Jepang Catat Hari Pertama Bersuhu 40 Derajat Celsius, Istilah Baru "Kokushobi" Resmi Digunakan

Warga berjalan sambil membawa payung untuk menghindari terik matahari di Kota Kumagaya, Prefektur Saitama, saat gelombang panas menyengat melanda Jepang, 21 Juli 2026. (Kyodo) - Image

Warga berjalan sambil membawa payung untuk menghindari terik matahari di Kota Kumagaya, Prefektur Saitama, saat gelombang panas menyengat melanda Jepang, 21 Juli 2026. (Kyodo)

JawaPos.com – Jepang untuk pertama kalinya mengalami kokushobi atau "hari panas ekstrem", setelah tiga kota di wilayah tengah negara itu mencatat suhu mencapai 40 derajat Celsius. Istilah tersebut baru diperkenalkan Badan Meteorologi Jepang tahun ini untuk memperingatkan masyarakat terhadap bahaya cuaca yang semakin ekstrem.

Seperti dilansir Kyodo, Rabu (22/7), suhu tertinggi tercatat di Kota Tajimi, Prefektur Gifu, yang mencapai 40,3 derajat Celsius. Sementara itu, Kota Toyoda di Prefektur Aichi mencatat suhu 40,1 derajat Celsius dan Kota Gujo di Prefektur Gifu mencapai tepat 40 derajat Celsius.

Istilah kokushobi mulai digunakan sejak April lalu. Sebelumnya, Badan Meteorologi Jepang hanya menggunakan istilah moshobi atau "hari sangat panas" untuk suhu 35 derajat Celsius atau lebih. Kini, hari dengan suhu mencapai 40 derajat Celsius diberi kategori tersendiri guna meningkatkan kewaspadaan masyarakat.

Badan Meteorologi Jepang memperkirakan suhu tinggi masih akan terus melanda banyak wilayah mulai Rabu dan beberapa hari ke depan. Masyarakat diimbau membatasi aktivitas luar ruangan, menjaga asupan cairan, dan mewaspadai risiko sengatan panas (heatstroke).

Gelombang panas yang berkepanjangan dilaporkan telah menelan korban jiwa. Pada Senin, dua pria ditemukan tergeletak di jalan dan kemudian dinyatakan meninggal dunia di rumah sakit.

Korban pertama merupakan pria berusia 70-an tahun di Kota Odawara, Prefektur Kanagawa. Korban lainnya adalah pria berusia 40-an tahun di Kota Sanjo, Prefektur Niigata.

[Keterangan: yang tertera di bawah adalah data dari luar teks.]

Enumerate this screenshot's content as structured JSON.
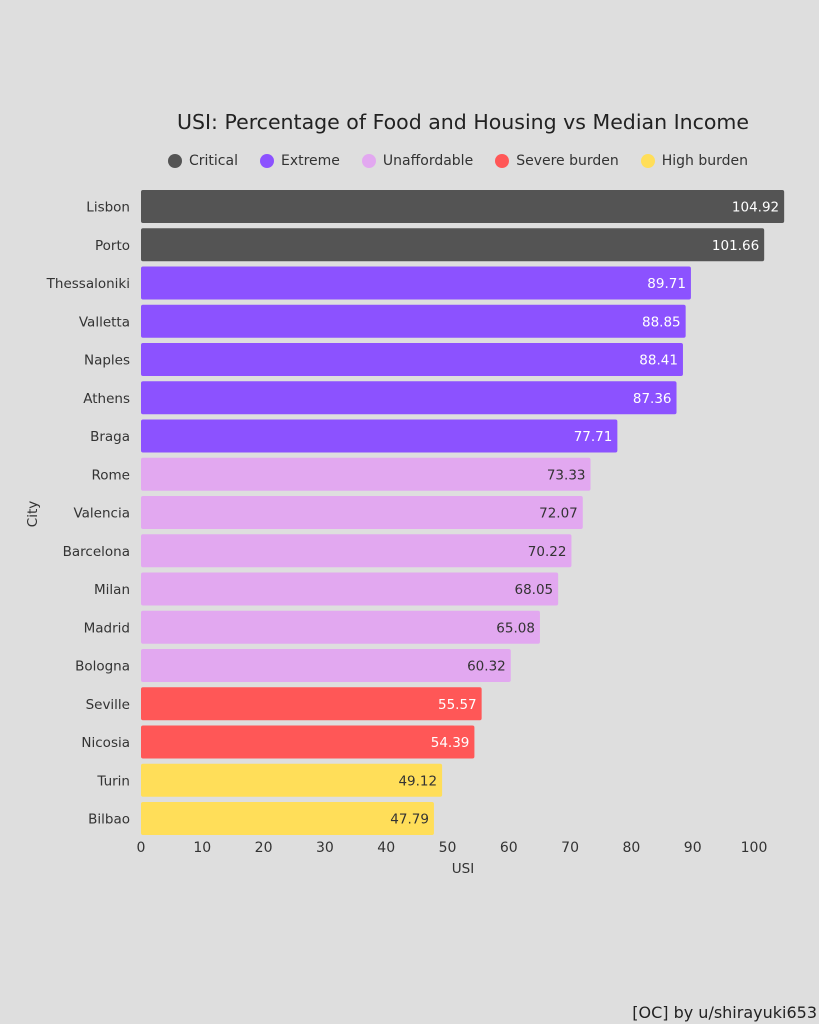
{
  "chart_data": {
    "type": "bar",
    "orientation": "horizontal",
    "title": "USI: Percentage of Food and Housing vs Median Income",
    "xlabel": "USI",
    "ylabel": "City",
    "xlim": [
      0,
      106
    ],
    "xticks": [
      0,
      10,
      20,
      30,
      40,
      50,
      60,
      70,
      80,
      90,
      100
    ],
    "grid": false,
    "legend_placement": "top",
    "legend": [
      {
        "name": "Critical",
        "color": "#545454"
      },
      {
        "name": "Extreme",
        "color": "#8c52ff"
      },
      {
        "name": "Unaffordable",
        "color": "#e2a8f0"
      },
      {
        "name": "Severe burden",
        "color": "#ff5757"
      },
      {
        "name": "High burden",
        "color": "#ffde59"
      }
    ],
    "categories": [
      "Lisbon",
      "Porto",
      "Thessaloniki",
      "Valletta",
      "Naples",
      "Athens",
      "Braga",
      "Rome",
      "Valencia",
      "Barcelona",
      "Milan",
      "Madrid",
      "Bologna",
      "Seville",
      "Nicosia",
      "Turin",
      "Bilbao"
    ],
    "values": [
      104.92,
      101.66,
      89.71,
      88.85,
      88.41,
      87.36,
      77.71,
      73.33,
      72.07,
      70.22,
      68.05,
      65.08,
      60.32,
      55.57,
      54.39,
      49.12,
      47.79
    ],
    "groups": [
      "Critical",
      "Critical",
      "Extreme",
      "Extreme",
      "Extreme",
      "Extreme",
      "Extreme",
      "Unaffordable",
      "Unaffordable",
      "Unaffordable",
      "Unaffordable",
      "Unaffordable",
      "Unaffordable",
      "Severe burden",
      "Severe burden",
      "High burden",
      "High burden"
    ]
  },
  "credit": "[OC] by u/shirayuki653"
}
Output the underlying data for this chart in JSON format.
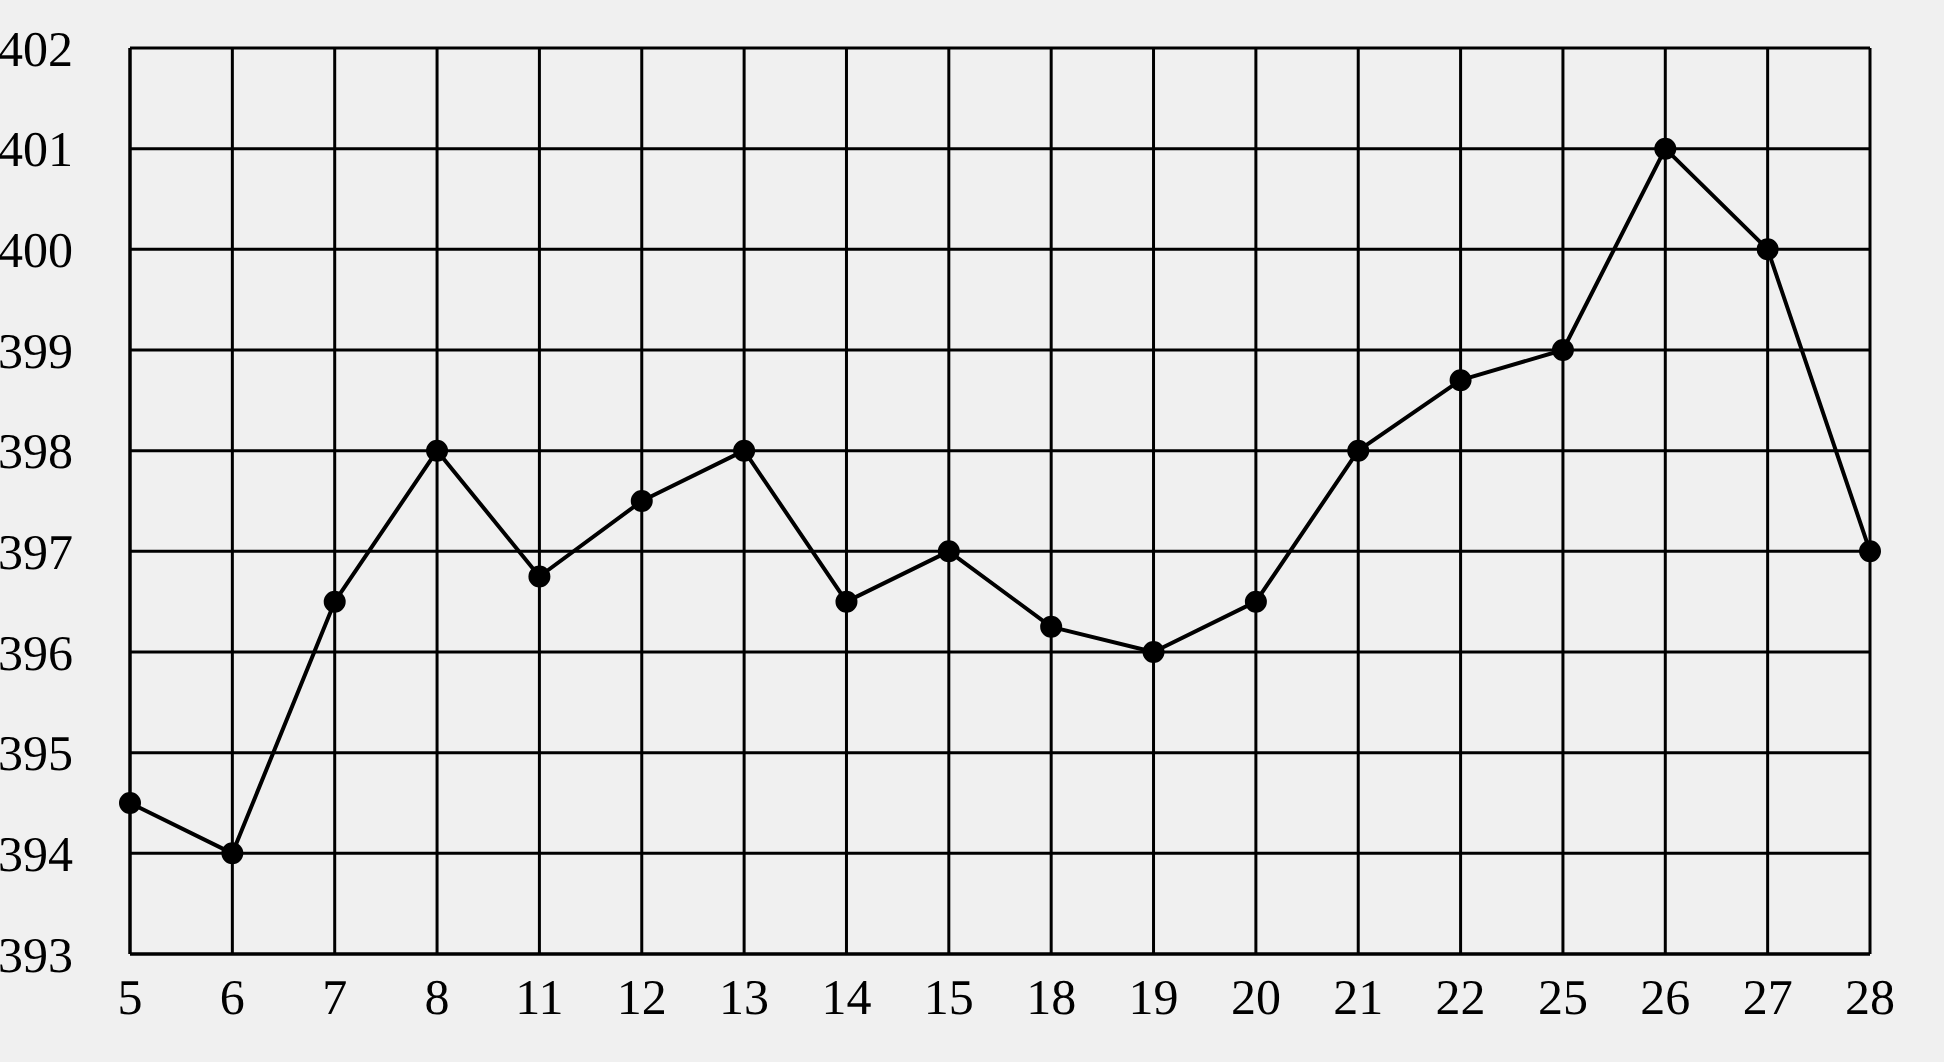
{
  "chart_data": {
    "type": "line",
    "categories": [
      "5",
      "6",
      "7",
      "8",
      "11",
      "12",
      "13",
      "14",
      "15",
      "18",
      "19",
      "20",
      "21",
      "22",
      "25",
      "26",
      "27",
      "28"
    ],
    "values": [
      394.5,
      394,
      396.5,
      398,
      396.75,
      397.5,
      398,
      396.5,
      397,
      396.25,
      396,
      396.5,
      398,
      398.7,
      399,
      401,
      400,
      397
    ],
    "color": "#000000",
    "ylim": [
      393,
      402
    ],
    "yticks": [
      393,
      394,
      395,
      396,
      397,
      398,
      399,
      400,
      401,
      402
    ],
    "grid": true,
    "marker": "circle",
    "line_style": "solid"
  }
}
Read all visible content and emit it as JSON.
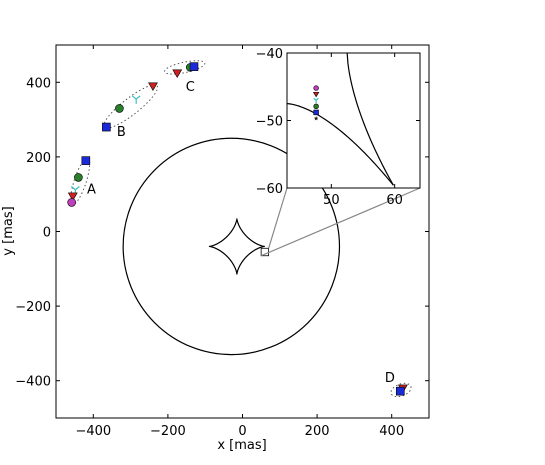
{
  "chart_data": {
    "type": "scatter",
    "xlabel": "x [mas]",
    "ylabel": "y [mas]",
    "xlim": [
      -500,
      500
    ],
    "ylim": [
      -500,
      500
    ],
    "xticks": [
      -400,
      -200,
      0,
      200,
      400
    ],
    "yticks": [
      -400,
      -200,
      0,
      200,
      400
    ],
    "xtick_labels": [
      "−400",
      "−200",
      "0",
      "200",
      "400"
    ],
    "ytick_labels": [
      "−400",
      "−200",
      "0",
      "200",
      "400"
    ],
    "grid": false,
    "critical_curve": {
      "center": [
        -30,
        -40
      ],
      "radius": 290
    },
    "caustic": {
      "center": [
        -15,
        -40
      ],
      "radius": 75
    },
    "source_box": {
      "center": [
        60,
        -55
      ],
      "half_size": 10
    },
    "marker_legend": [
      {
        "marker": "circle",
        "color": "#bf3fbf"
      },
      {
        "marker": "triangle-down",
        "color": "#cc2222"
      },
      {
        "marker": "tri-down",
        "color": "#3fbfbf"
      },
      {
        "marker": "circle",
        "color": "#2a7f2a"
      },
      {
        "marker": "square",
        "color": "#1a2ad6"
      },
      {
        "marker": "star",
        "color": "#222222"
      }
    ],
    "image_groups": [
      {
        "label": "A",
        "ellipse": {
          "center": [
            -435,
            135
          ],
          "rx": 65,
          "ry": 16,
          "angle": 72
        },
        "points": [
          {
            "x": -420,
            "y": 190,
            "marker": "square",
            "color": "#1a2ad6"
          },
          {
            "x": -440,
            "y": 145,
            "marker": "circle",
            "color": "#2a7f2a"
          },
          {
            "x": -448,
            "y": 112,
            "marker": "tri-down",
            "color": "#3fbfbf"
          },
          {
            "x": -455,
            "y": 95,
            "marker": "triangle-down",
            "color": "#cc2222"
          },
          {
            "x": -458,
            "y": 78,
            "marker": "circle",
            "color": "#bf3fbf"
          }
        ]
      },
      {
        "label": "B",
        "ellipse": {
          "center": [
            -300,
            335
          ],
          "rx": 90,
          "ry": 22,
          "angle": 38
        },
        "points": [
          {
            "x": -240,
            "y": 390,
            "marker": "triangle-down",
            "color": "#cc2222"
          },
          {
            "x": -285,
            "y": 355,
            "marker": "tri-down",
            "color": "#3fbfbf"
          },
          {
            "x": -330,
            "y": 330,
            "marker": "circle",
            "color": "#2a7f2a"
          },
          {
            "x": -365,
            "y": 280,
            "marker": "square",
            "color": "#1a2ad6"
          }
        ]
      },
      {
        "label": "C",
        "ellipse": {
          "center": [
            -155,
            440
          ],
          "rx": 55,
          "ry": 14,
          "angle": 12
        },
        "points": [
          {
            "x": -175,
            "y": 425,
            "marker": "triangle-down",
            "color": "#cc2222"
          },
          {
            "x": -140,
            "y": 440,
            "marker": "circle",
            "color": "#2a7f2a"
          },
          {
            "x": -130,
            "y": 442,
            "marker": "square",
            "color": "#1a2ad6"
          }
        ]
      },
      {
        "label": "D",
        "ellipse": {
          "center": [
            425,
            -425
          ],
          "rx": 28,
          "ry": 16,
          "angle": 20
        },
        "points": [
          {
            "x": 430,
            "y": -420,
            "marker": "triangle-down",
            "color": "#cc2222"
          },
          {
            "x": 423,
            "y": -428,
            "marker": "square",
            "color": "#1a2ad6"
          }
        ]
      }
    ],
    "inset": {
      "xlim": [
        43,
        64
      ],
      "ylim": [
        -60,
        -40
      ],
      "xticks": [
        50,
        60
      ],
      "yticks": [
        -40,
        -50,
        -60
      ],
      "xtick_labels": [
        "50",
        "60"
      ],
      "ytick_labels": [
        "−40",
        "−50",
        "−60"
      ]
    }
  }
}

Sementara itu, pada Selasa, seorang perempuan berusia 80-an tahun meninggal dunia akibat sengatan panas di Kota Mitsuke, Prefektur Niigata. Menurut pemerintah setempat, korban ditemukan tidak sadarkan diri di rumahnya saat petugas pusat layanan lansia melakukan kunjungan rutin.

Data Badan Meteorologi Jepang menunjukkan bahwa hingga pukul 15.00 waktu setempat, sebanyak 731 dari total 914 titik pengamatan mencatat suhu maksimum sedikitnya 30 derajat Celsius. Dari jumlah tersebut, 272 lokasi masuk kategori moshobi, tidak termasuk wilayah yang sudah diklasifikasikan sebagai kokushobi.

Badan Meteorologi menjelaskan, sistem tekanan udara tinggi yang mulai menyelimuti sebagian besar wilayah Jepang sejak Minggu menyebabkan suhu udara di permukaan maupun lapisan atas atmosfer meningkat secara signifikan.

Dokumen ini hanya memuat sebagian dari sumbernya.